Case Study
Embedded Systems Portfolio
Structured multi-phase firmware portfolio covering MCU fundamentals and peripheral integration across Arduino Mega 2560 and ESP32 platforms.
A progressive firmware engineering portfolio organized into two phases: Phase 1 covering core embedded fundamentals (GPIO, ADC, PWM, UART, timers, and interrupts) and Phase 2 covering peripheral integration (I2C/SPI displays, sensor acquisition, actuator control, SD card logging, and embedded UI design). Each module contains a self-contained hardware project with documented firmware, reproducible wiring, and working demonstrations — built across Arduino Mega 2560 and ESP32 platforms using C and C++.
Role
Embedded Systems Engineer
Timeline
Started: March 2025
Status
In Progress, actively expanding
Platform
Arduino Mega 2560, ESP32 WROVER

01
Overview
A structured embedded firmware portfolio organized into two phases: Phase 1 covering MCU fundamentals (GPIO, ADC, PWM, UART, timers, interrupts) on Arduino Mega 2560, and Phase 2 covering peripheral integration (I2C/SPI displays, DHT11 sensor acquisition, servo control, SD card logging, and menu-driven UI) on ESP32 WROVER. Each module is a standalone PlatformIO project with working firmware and documented hardware setup, built to develop and demonstrate hands-on competency progressively — each phase introducing concepts the next applies in more complex, integrated contexts.
02
Technical Design
All modules follow a consistent PlatformIO layout (include/, lib/, src/, test/) with non-blocking millis()-based timing and volatile-qualified ISR variables enforced as hard constraints across every module. Phase 1 modules are written in C++ with direct peripheral access; Phase 2 modules introduce driver abstractions for LCD, SD, and sensor peripherals with clear separation between initialization, data acquisition, and application logic. Hardware spans both platforms: Phase 1 uses Arduino Mega 2560 with LEDs, buttons, potentiometers, and UART; Phase 2 uses ESP32 WROVER integrating a DHT11 on GPIO, a 16x2 I2C LCD, an SPI microSD module, and a PWM-driven servo.
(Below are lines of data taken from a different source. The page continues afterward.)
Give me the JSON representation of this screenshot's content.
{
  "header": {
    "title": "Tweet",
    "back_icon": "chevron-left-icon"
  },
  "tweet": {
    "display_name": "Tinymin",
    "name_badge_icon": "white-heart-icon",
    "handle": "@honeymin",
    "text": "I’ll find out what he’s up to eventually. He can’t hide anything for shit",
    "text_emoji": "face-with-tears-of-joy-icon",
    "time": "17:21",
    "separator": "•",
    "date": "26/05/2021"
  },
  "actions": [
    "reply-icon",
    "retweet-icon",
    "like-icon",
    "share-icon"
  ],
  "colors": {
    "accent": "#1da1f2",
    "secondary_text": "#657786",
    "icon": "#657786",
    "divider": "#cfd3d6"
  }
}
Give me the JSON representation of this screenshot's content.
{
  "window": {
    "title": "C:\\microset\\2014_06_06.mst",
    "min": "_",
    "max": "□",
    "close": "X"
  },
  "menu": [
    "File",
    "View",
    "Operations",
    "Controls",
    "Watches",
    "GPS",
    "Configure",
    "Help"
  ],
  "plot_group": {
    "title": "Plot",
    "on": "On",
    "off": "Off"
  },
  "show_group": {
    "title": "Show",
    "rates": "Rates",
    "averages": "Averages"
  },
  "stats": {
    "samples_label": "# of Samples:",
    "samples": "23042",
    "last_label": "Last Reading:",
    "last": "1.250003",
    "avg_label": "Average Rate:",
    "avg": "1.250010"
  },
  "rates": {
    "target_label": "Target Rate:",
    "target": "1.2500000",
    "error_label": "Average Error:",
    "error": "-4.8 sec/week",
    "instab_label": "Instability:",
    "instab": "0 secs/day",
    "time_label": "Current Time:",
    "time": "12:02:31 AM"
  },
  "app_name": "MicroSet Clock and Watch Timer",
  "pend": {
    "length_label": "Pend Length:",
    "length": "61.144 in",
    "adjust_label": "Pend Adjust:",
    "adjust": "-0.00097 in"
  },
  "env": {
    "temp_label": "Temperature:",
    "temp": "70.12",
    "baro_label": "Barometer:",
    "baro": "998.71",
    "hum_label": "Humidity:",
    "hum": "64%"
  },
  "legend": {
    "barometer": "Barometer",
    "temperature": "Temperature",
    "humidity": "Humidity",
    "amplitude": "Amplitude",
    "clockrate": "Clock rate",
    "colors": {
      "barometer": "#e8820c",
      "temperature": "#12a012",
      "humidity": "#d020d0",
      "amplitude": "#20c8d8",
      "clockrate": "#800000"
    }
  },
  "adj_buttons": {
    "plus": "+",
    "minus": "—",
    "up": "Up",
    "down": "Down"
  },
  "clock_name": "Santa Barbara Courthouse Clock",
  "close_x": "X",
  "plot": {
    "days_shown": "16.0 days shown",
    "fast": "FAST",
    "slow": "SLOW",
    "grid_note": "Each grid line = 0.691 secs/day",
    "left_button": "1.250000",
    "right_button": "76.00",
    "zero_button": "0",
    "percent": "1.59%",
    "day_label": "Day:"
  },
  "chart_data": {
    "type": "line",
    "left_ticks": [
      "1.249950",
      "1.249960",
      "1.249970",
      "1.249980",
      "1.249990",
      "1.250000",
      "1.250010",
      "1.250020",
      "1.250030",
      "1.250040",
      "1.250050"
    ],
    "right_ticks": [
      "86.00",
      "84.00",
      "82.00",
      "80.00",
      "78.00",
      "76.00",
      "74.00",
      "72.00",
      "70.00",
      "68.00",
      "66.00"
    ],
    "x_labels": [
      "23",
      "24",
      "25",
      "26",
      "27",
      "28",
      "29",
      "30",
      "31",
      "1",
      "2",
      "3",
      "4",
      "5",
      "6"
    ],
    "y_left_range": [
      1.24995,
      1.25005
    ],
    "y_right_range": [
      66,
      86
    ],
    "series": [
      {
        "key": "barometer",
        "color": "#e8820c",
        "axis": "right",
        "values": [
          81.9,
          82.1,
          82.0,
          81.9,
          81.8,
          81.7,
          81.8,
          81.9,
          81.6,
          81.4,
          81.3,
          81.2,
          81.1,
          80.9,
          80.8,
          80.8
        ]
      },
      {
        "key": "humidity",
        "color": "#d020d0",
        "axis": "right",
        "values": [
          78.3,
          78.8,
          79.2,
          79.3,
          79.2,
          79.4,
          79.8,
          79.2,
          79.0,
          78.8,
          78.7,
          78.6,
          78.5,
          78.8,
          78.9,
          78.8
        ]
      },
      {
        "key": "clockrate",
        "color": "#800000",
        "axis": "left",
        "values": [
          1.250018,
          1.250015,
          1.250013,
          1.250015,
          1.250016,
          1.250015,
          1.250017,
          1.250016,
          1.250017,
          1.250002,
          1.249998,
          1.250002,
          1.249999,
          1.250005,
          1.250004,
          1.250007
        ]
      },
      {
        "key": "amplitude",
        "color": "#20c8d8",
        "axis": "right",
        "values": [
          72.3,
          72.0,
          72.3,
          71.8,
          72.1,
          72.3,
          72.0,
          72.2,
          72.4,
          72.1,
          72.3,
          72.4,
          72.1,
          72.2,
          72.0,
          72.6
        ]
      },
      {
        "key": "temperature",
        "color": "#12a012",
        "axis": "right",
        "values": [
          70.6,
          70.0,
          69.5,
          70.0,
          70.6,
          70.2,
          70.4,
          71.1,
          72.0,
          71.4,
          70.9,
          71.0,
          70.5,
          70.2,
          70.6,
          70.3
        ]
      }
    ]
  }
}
- —Phase 1 — GPIO blink, interrupt-driven button input, potentiometer ADC to PWM LED brightness, UART serial control, and non-blocking timer/interrupt patterns.
- —Phase 2 — I2C LCD UI with button and potentiometer navigation, DHT11 temperature/humidity acquisition with display output and menu system, servo motor control from analog input, and SPI SD card data logging.
- —Cross-platform coverage: Arduino Mega 2560 (Phase 1) and ESP32 WROVER (Phase 2).
Maintaining Non-Blocking Behavior Across All Modules
Enforcing non-blocking timing as a hard constraint across every module required restructuring several early implementations that used delay() for simplicity. This discipline became progressively easier as millis()-based state machines became the default mental model, and it paid off in Phase 2 where multiple concurrent tasks (sensor sampling, display updates, and button input) needed to coexist without interference.
Cross-Platform Peripheral Differences Between Arduino and ESP32
Moving from the Arduino Mega to the ESP32 in Phase 2 introduced meaningful differences in pin capabilities, I2C/SPI initialization, and ADC resolution that required platform-specific adaptations rather than direct code reuse. Treating each platform on its own terms produced cleaner firmware and a better understanding of where platform differences actually matter.
03
Outcomes
- —All Phase 1 and Phase 2 modules are complete with working firmware and documented hardware setups.
- —Firmware across all modules is non-blocking, no delay() calls in any main loop execution path.
- —Cross-platform development demonstrated across Arduino Mega 2560 and ESP32 WROVER with correct peripheral initialization on each.
Next Steps
- —Begin Phase 3: RTOS fundamentals using FreeRTOS - task creation, semaphores, and queue-based inter-task communication.
- —Add networking modules: Wi-Fi HTTP server and MQTT publishing on ESP32.
- —Introduce STM32 as a third platform to cover bare-metal HAL development without an Arduino abstraction layer.